Billy is a charming figure, handsome and witty; he always has a story to tell. He works two jobs to save up the money that he needs to bring Eva back from Ireland, determined to bring her and her sisters too if she cannot leave them behind. Indeed, he will bring over the whole family if that is what is required. So great is his love. No sacrifice is too great for such a love.

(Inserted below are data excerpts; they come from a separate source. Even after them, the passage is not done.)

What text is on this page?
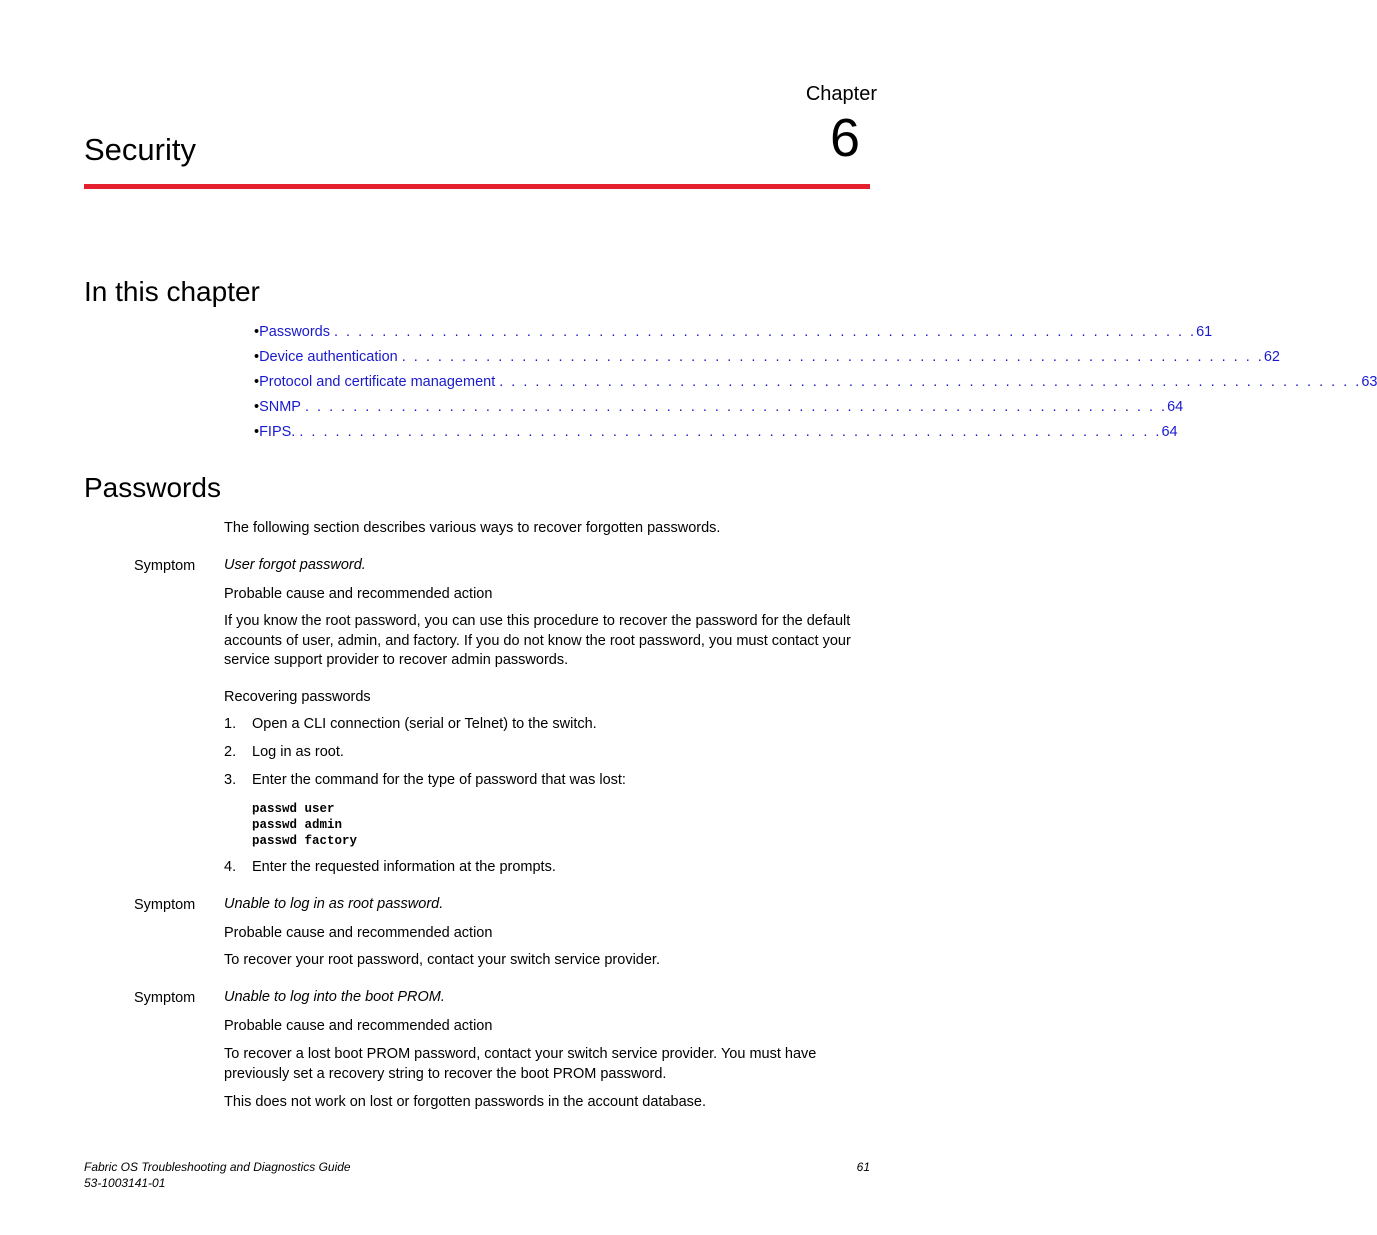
Chapter
6
Security
In this chapter
• Passwords . . . . . . . . . . . . . . . . . . . . . . . . . . . . . . . . . . . . . . . . . . . . . . . . . . . . . . . . . . . . . . . . . . . . . . . . 61
• Device authentication . . . . . . . . . . . . . . . . . . . . . . . . . . . . . . . . . . . . . . . . . . . . . . . . . . . . . . . . . . . . . . . . . . . . . . . . 62
• Protocol and certificate management . . . . . . . . . . . . . . . . . . . . . . . . . . . . . . . . . . . . . . . . . . . . . . . . . . . . . . . . . . . . . . . . . . . . . . . . 63
• SNMP . . . . . . . . . . . . . . . . . . . . . . . . . . . . . . . . . . . . . . . . . . . . . . . . . . . . . . . . . . . . . . . . . . . . . . . . 64
• FIPS. . . . . . . . . . . . . . . . . . . . . . . . . . . . . . . . . . . . . . . . . . . . . . . . . . . . . . . . . . . . . . . . . . . . . . . . . 64
Passwords
The following section describes various ways to recover forgotten passwords.
Symptom User forgot password.
Probable cause and recommended action
If you know the root password, you can use this procedure to recover the password for the default accounts of user, admin, and factory. If you do not know the root password, you must contact your service support provider to recover admin passwords.
Recovering passwords
1.	Open a CLI connection (serial or Telnet) to the switch.
2.	Log in as root.
3.	Enter the command for the type of password that was lost:
passwd user
passwd admin
passwd factory
4.	Enter the requested information at the prompts.
Symptom Unable to log in as root password.
Probable cause and recommended action
To recover your root password, contact your switch service provider.
Symptom Unable to log into the boot PROM.
Probable cause and recommended action
To recover a lost boot PROM password, contact your switch service provider. You must have previously set a recovery string to recover the boot PROM password.
This does not work on lost or forgotten passwords in the account database.
Fabric OS Troubleshooting and Diagnostics Guide
53-1003141-01
61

But even as he sweats and slaves, working for Con Ed in the day, working in a shoe-store some nights and every weekend, all in the name of love, his aunt, Dennis’ mother, grieves for both her own son and for Billy. Not because they lose their loves, but because they sacrifice their lives simply to survive.
Although at that time in her life she had held only two jobs herself—one in a bakery in Brooklyn, one in the mailroom of the gas company—she had a considered opinion about what the workaday world could do to you, and it wasn’t a very high opinion, either, despite her Protestant blood.

In part, she objected to the monotony of nine-to-five, the tedium, the hours and days you ended up wishing away, swinging from one Saturday morning to another like a monkey at the zoo. In part, it was the anonymity: Forget what dreams you’d dreamt the night before, forget the adoring eye that beheld you over breakfast, or even the grief that had been wringing out your soul all night long, because the way she saw it, once you boarded the subway or the bus or joined the crawling stream of automobiles or found your space in the revolving door, the elevator, behind the desk or the counter or the machine, you became what you really were—you became, when you got right down to it, what you really were: one of the so many million, just one more.
So, as she watches her boy Dennis, her nephew Billy, go off to work for Con Ed, she grieves for what they might have been, what they might have done had they been able to define themselves through their work rather than sacrificing their lives to work. Let the men drink and lament the loss of the Great Love, the incomparable (because unreachable) Eva; she will grieve instead for what they might have done, what they might have been, what they might have created.

At least as I read it, all the men in the story want to know about Eva, what really happened, why she never came. They want to wonder what might have been had the great romance flowered. And I would not want to suggest that McDermott is an unsympathetic storyteller of their stories, their loves and lives and losses. Still, both the narrator and the author are women who lived with and loved these men, and it is the story of the women, the shadows, that most interested me, and I suspect it is the one that McDermott most wanted to tell. It is a quiet little book, told by a storyteller so gifted that it is easy to miss the social and political significance and simply flow with the story. It is also a book that is easy to put down even after you have begun to read it; I hope you will pick it up again. It deserves to be cradled and savored; let it sink in. Notice the shadows as well as the light.